In today’s blog on Disability History Month, Dr Steven Taylor, Lecturer in History of Medicine, looks at the 2020 theme of ‘Access’ from a historical perspective and discusses some of his recent research.
Dr Steven Taylor
Over the course of this year a fierce debate has raged about the impact of Covid-19 on school-aged children and whether they should be mixing in schools. In the early-autumn when instances of virus spread seemed to decline the discussion became less heated, but the winter rise has again brought the issue into focus. Despite school closures, children considered by authorities to be ‘vulnerable’ or ‘at risk’ were encouraged to continue attending school, alongside those of key workers. The precarious social positions of ‘vulnerable’ children might lead one to argue that these youngsters have been treated differently from their peers as a direct consequence of their socio-economic status, rather than any deficit of ability.
The themes of poverty and ability, or perceived lack of it, are central to my academic interests and this year has provided a chance to reflect on these topics as I work on my current research project. This research examines issues of access to education for the learning disabled, primarily through the prism of a residential school named The Sandwell Hall School for Mentally Defective Children. Quite obviously the name of the school is at best insensitive, at worst offensive, to our modern sensibilities, but it is important to handle names and labels in the historical context. Consequently, in the brief text that follows you might find certain words that are uncomfortable or insensitive, but these are used without judgement and only to gain a sense of past experience.
The Sandwell Hall School was one element of ‘special’ school provision that emerged in England and Wales at the beginning of the twentieth century. It was located on the outskirts of West Bromwich near to Britain’s second city of Birmingham. The idea for the school was put forward by the Reverend Harold Burden and Mrs Ellen Pinsent, who had both served on the Royal Commission on the Care and Control of the Feeble-Minded, 1904-1908. The report of the Royal Commission and the opening of the Sandwell Hall School, both in 1908, occurred as the reforming Liberal government were increasingly protecting the social status of children through legislation. This was a process that had been underway for 80 years: numerous Factory Acts, dating from 1833, had helped to reduce instances of child labour, and the Elementary Education Acts of 1870, 1876, 1880, and 1890 created a nationwide school system that was both compulsory and free.
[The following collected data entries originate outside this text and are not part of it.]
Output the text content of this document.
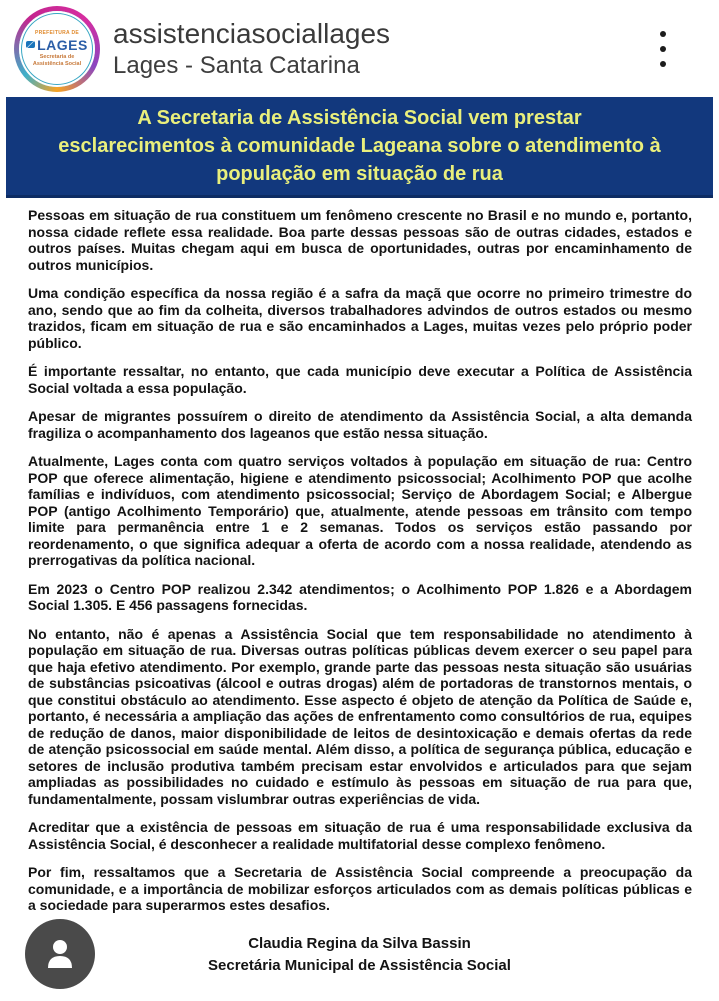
PREFEITURA DE
LAGES
Secretaria de
Assistência Social
assistenciasociallages
Lages - Santa Catarina
A Secretaria de Assistência Social vem prestar
esclarecimentos à comunidade Lageana sobre o atendimento à
população em situação de rua

Pessoas em situação de rua constituem um fenômeno crescente no Brasil e no mundo e, portanto, nossa cidade reflete essa realidade. Boa parte dessas pessoas são de outras cidades, estados e outros países. Muitas chegam aqui em busca de oportunidades, outras por encaminhamento de outros municípios.

Uma condição específica da nossa região é a safra da maçã que ocorre no primeiro trimestre do ano, sendo que ao fim da colheita, diversos trabalhadores advindos de outros estados ou mesmo trazidos, ficam em situação de rua e são encaminhados a Lages, muitas vezes pelo próprio poder público.

É importante ressaltar, no entanto, que cada município deve executar a Política de Assistência Social voltada a essa população.

Apesar de migrantes possuírem o direito de atendimento da Assistência Social, a alta demanda fragiliza o acompanhamento dos lageanos que estão nessa situação.

Atualmente, Lages conta com quatro serviços voltados à população em situação de rua: Centro POP que oferece alimentação, higiene e atendimento psicossocial; Acolhimento POP que acolhe famílias e indivíduos, com atendimento psicossocial; Serviço de Abordagem Social; e Albergue POP (antigo Acolhimento Temporário) que, atualmente, atende pessoas em trânsito com tempo limite para permanência entre 1 e 2 semanas. Todos os serviços estão passando por reordenamento, o que significa adequar a oferta de acordo com a nossa realidade, atendendo as prerrogativas da política nacional.

Em 2023 o Centro POP realizou 2.342 atendimentos; o Acolhimento POP 1.826 e a Abordagem Social 1.305. E 456 passagens fornecidas.

No entanto, não é apenas a Assistência Social que tem responsabilidade no atendimento à população em situação de rua. Diversas outras políticas públicas devem exercer o seu papel para que haja efetivo atendimento. Por exemplo, grande parte das pessoas nesta situação são usuárias de substâncias psicoativas (álcool e outras drogas) além de portadoras de transtornos mentais, o que constitui obstáculo ao atendimento. Esse aspecto é objeto de atenção da Política de Saúde e, portanto, é necessária a ampliação das ações de enfrentamento como consultórios de rua, equipes de redução de danos, maior disponibilidade de leitos de desintoxicação e demais ofertas da rede de atenção psicossocial em saúde mental. Além disso, a política de segurança pública, educação e setores de inclusão produtiva também precisam estar envolvidos e articulados para que sejam ampliadas as possibilidades no cuidado e estímulo às pessoas em situação de rua para que, fundamentalmente, possam vislumbrar outras experiências de vida.

Acreditar que a existência de pessoas em situação de rua é uma responsabilidade exclusiva da Assistência Social, é desconhecer a realidade multifatorial desse complexo fenômeno.

Por fim, ressaltamos que a Secretaria de Assistência Social compreende a preocupação da comunidade, e a importância de mobilizar esforços articulados com as demais políticas públicas e a sociedade para superarmos estes desafios.

Claudia Regina da Silva Bassin
Secretária Municipal de Assistência Social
However, this educational network largely overlooked the needs of children who were described as ‘dull’ or ‘backward’. These children, who today would be described as learning disabled, were expected to attend school and take part in mainstream classes. The rote-style of learning made their attainment impossible and thus access to education only made disabilities more visible to peers, teachers, and the community more generally.
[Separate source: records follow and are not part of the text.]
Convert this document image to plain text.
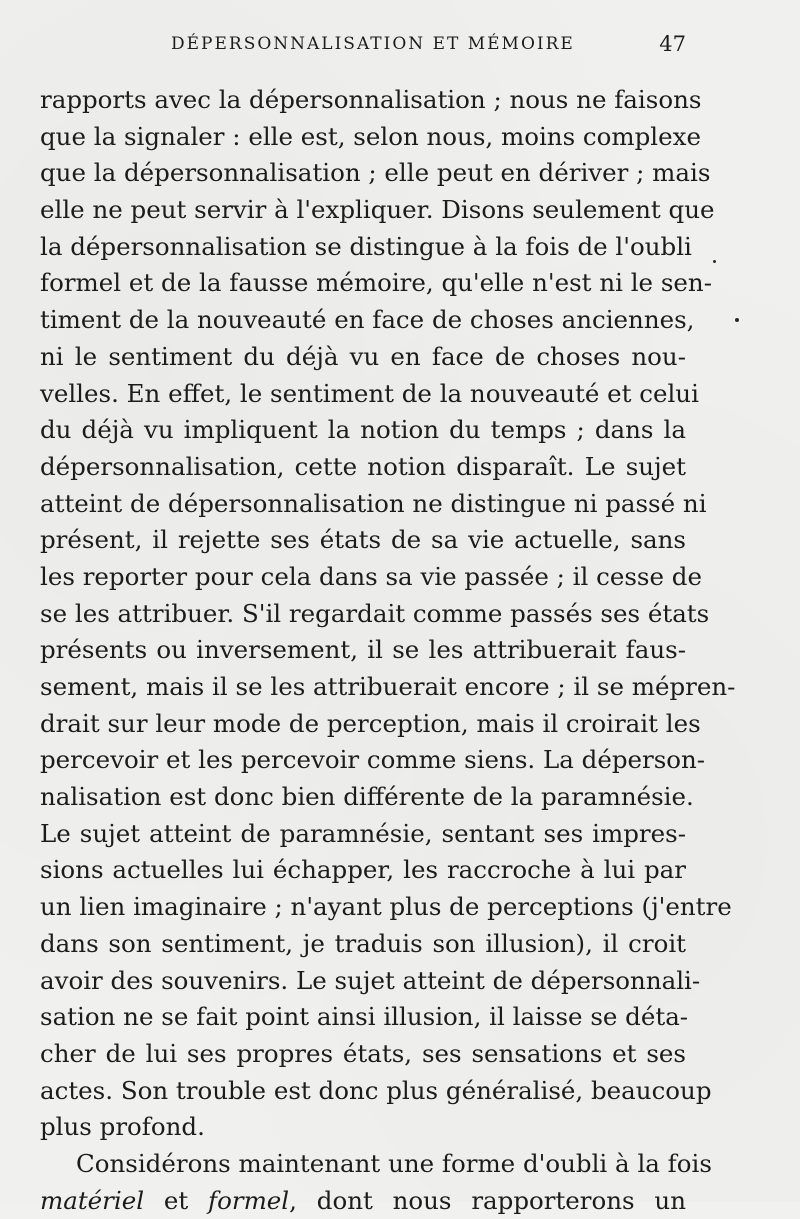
DÉPERSONNALISATION ET MÉMOIRE	47
rapports avec la dépersonnalisation ; nous ne faisons
que la signaler : elle est, selon nous, moins complexe
que la dépersonnalisation ; elle peut en dériver ; mais
elle ne peut servir à l'expliquer. Disons seulement que
la dépersonnalisation se distingue à la fois de l'oubli
formel et de la fausse mémoire, qu'elle n'est ni le sen-
timent de la nouveauté en face de choses anciennes,
ni le sentiment du déjà vu en face de choses nou-
velles. En effet, le sentiment de la nouveauté et celui
du déjà vu impliquent la notion du temps ; dans la
dépersonnalisation, cette notion disparaît. Le sujet
atteint de dépersonnalisation ne distingue ni passé ni
présent, il rejette ses états de sa vie actuelle, sans
les reporter pour cela dans sa vie passée ; il cesse de
se les attribuer. S'il regardait comme passés ses états
présents ou inversement, il se les attribuerait faus-
sement, mais il se les attribuerait encore ; il se mépren-
drait sur leur mode de perception, mais il croirait les
percevoir et les percevoir comme siens. La déperson-
nalisation est donc bien différente de la paramnésie.
Le sujet atteint de paramnésie, sentant ses impres-
sions actuelles lui échapper, les raccroche à lui par
un lien imaginaire ; n'ayant plus de perceptions (j'entre
dans son sentiment, je traduis son illusion), il croit
avoir des souvenirs. Le sujet atteint de dépersonnali-
sation ne se fait point ainsi illusion, il laisse se déta-
cher de lui ses propres états, ses sensations et ses
actes. Son trouble est donc plus généralisé, beaucoup
plus profond.
Considérons maintenant une forme d'oubli à la fois
matériel et formel, dont nous rapporterons un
Without further investigation it might be considered that Burden and Pinsent were acting with a humanitarian ethos when they founded The Sandwell Hall School; they certainly would have claimed that they were doing the best thing for the children who attended their school. Historical investigation, however, reveals that Sandwell Hall was an experiment fuelled by degenerative, proto-eugenic discourse that believed industrial capitalism, increased social mobility, the growth of cities, and urban overcrowding were debasing human stock and placing strain on industrious members of society, through whom local rates levied for the welfare system. The children who attended this school were symbolic of this perceived genetic decline and their segregation and control was considered to be for the benefit of both the individual and society. The education they received was primarily manual and designed to reduce reliance on state welfare in adulthood.
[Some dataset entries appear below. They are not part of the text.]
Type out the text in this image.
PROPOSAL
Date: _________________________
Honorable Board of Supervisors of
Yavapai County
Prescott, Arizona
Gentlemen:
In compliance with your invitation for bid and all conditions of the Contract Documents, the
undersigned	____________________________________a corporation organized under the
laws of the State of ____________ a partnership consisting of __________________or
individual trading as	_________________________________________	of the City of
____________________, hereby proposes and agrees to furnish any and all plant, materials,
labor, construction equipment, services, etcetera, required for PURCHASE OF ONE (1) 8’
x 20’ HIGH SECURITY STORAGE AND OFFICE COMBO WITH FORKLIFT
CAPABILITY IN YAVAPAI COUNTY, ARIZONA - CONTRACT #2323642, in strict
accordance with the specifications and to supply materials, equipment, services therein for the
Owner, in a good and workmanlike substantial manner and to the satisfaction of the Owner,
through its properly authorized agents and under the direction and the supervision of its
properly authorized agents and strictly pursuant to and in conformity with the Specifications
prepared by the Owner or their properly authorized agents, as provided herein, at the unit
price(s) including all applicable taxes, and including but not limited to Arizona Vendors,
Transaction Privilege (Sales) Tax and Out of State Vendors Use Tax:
Often we view the concept of ‘access’ through a lens of positivity. It can equate to new opportunities and acceptance. In this historical example, though, we clearly see that ‘access’ to education for the learning disabled was designed to ‘Other’ and segregate. As I draw to a close, the lesson to learn from Sandwell Hall is that it is easy to see positives through an uncritical lens. To gain real insights into experience we must ask questions about the nature of accessibility, whether it is granted or earned, the motives behind it, and, most importantly, who is the beneficiary.